Kedua lembaga sesungguhnya setara dan sejajar; yang satu tidak bisa menganulir peraturan yang dibuat oleh yang lainnya. Tetapi, perubahan ini sudah masuk ke DPR untuk dibahas. Dalam kalimat lain, "nasi sudah menjadi bubur".

Sekadar pengingat, pasal-pasal UU Pelayaran No. 17/2008 yang direvisi dengan perantaraan amandemen UU No. 32/2014 tentang Kelautan adalah pasal 59, pasal 60, pasal 61, pasal 62, pasal 63, pasal 64, pasal 71 dan pasal 72. Revisi ini ada yang berupa penghapusan atau penambahan pasal/ayat.

Termasuk perubahan aspek redaksional pasal dan ayat. Pasal-pasal ini hampir seluruhnya terkait dengan eksistensi Bakamla. Dengan revisi ini, para pengusungnya ingin memperkuat lembaga tersebut dan pada saat bersamaan menjadikannya sebagai penjaga laut atau coast guard Indonesia.

Mengingat proses politik di DPR cenderung panjang dan penuh tarik-menarik kepentingan, sehingga bisa saja pembahasan revisi yang ada tidak akan selesai sampai dilantiknya DPR periode 2024-2029, pertanyaannya sekarang: apakah perlu revisi atau justru penguatan UU No. 17/2008? Soal revisi dulu.

Upaya ini silakan saja dilanjutkan karena toh sudah berada di tangan parlemen. Tidak ada daya upaya tulisan ini untuk menghentikan proses legislasi yang sudah berjalan. Tidak berarti upaya penguatan tidak dapat dilakukan ketika UU Pelayaran tengah diamandemen. Upaya inilah yang ingin didorong melalui karangan ini.

Penguatan yang dimaksud adalah dengan mengeluarkan sejumlah Peraturan Pemerintah (PP) yang masih terutang. Salah satunya terkait dengan aturan penahanan kapal atau arrest of ships.

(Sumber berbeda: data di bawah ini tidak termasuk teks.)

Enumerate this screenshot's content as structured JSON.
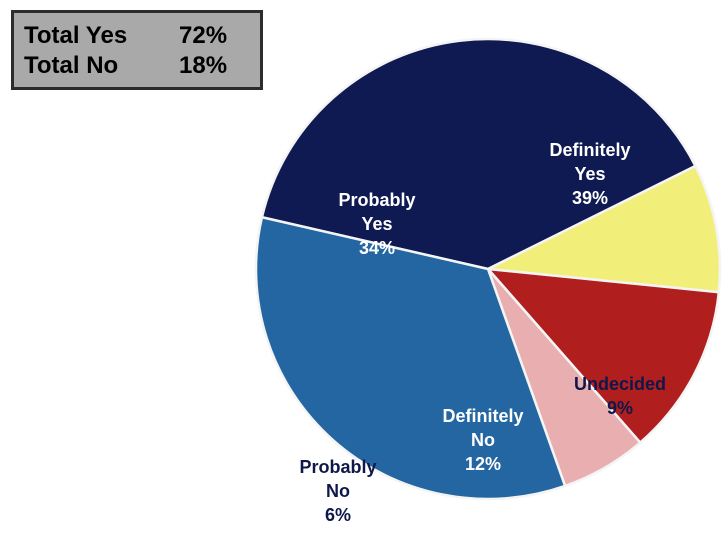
{
  "summary": {
    "total_yes_label": "Total Yes",
    "total_yes_value": "72%",
    "total_no_label": "Total No",
    "total_no_value": "18%"
  },
  "chart_data": {
    "type": "pie",
    "slices": [
      {
        "key": "definitely-yes",
        "lines": [
          "Definitely",
          "Yes",
          "39%"
        ],
        "value": 39,
        "color": "#0f1a52",
        "text_color": "#ffffff"
      },
      {
        "key": "undecided",
        "lines": [
          "Undecided",
          "9%"
        ],
        "value": 9,
        "color": "#f2ee7a",
        "text_color": "#10184a"
      },
      {
        "key": "definitely-no",
        "lines": [
          "Definitely",
          "No",
          "12%"
        ],
        "value": 12,
        "color": "#b01e1e",
        "text_color": "#ffffff"
      },
      {
        "key": "probably-no",
        "lines": [
          "Probably",
          "No",
          "6%"
        ],
        "value": 6,
        "color": "#e9aeb0",
        "text_color": "#10184a"
      },
      {
        "key": "probably-yes",
        "lines": [
          "Probably",
          "Yes",
          "34%"
        ],
        "value": 34,
        "color": "#2366a1",
        "text_color": "#ffffff"
      }
    ]
  }
}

Diatur dalam International Convention on Arrest of Ships 1999, prinsip-prinsip yang ada di dalam regulasi IMO ini sebetulnya sudah diadopsi oleh UU Pelayaran 2008. Yang tidak ada tinggal aturan turunannya (baca: PP).

Kata seorang teman lawyer yang biasa menangani kasus-kasus terkait bidang kemaritiman, ketiadaan aturan turunan penahanan kapal sangat dirasakan oleh para pihak yang bersengketa di mana kapal menjadi obyeknya. Misalnya, pengadilan enggan mengabulkan permohonan penahanan kapal bila ada pihak yang berperkara yang memintanya.

Hal ini terjadi karena tidak adanya aturan penahanan kapal tadi. Jika tetap ingin meminta penahanan kapal, sang lawyer menyarankan kliennya untuk memasukkan permintaannya ke wilayah yurisdiksi lainnya, seperti Singapura contohnya.

Selain PP penahanan kapal, penguatan UU No. 17/2008 juga dapat dilakukan dengan mengeluarkan PP coast guard. Memang keberadaan coast guard masih belum jelas saat ini; masih diperebutkan oleh KPLP dan Bakamla.

Sengkarut ini dapat diselesaikan jika saja PP coast guard diterbitkan oleh Kemenhub. Masalahnya, Menhub berani nggak? Apalagi di tengah upaya yang dilakukan oleh Bakamla dengan meminjam tangan KKP melalui revisi UU No. 32/2014.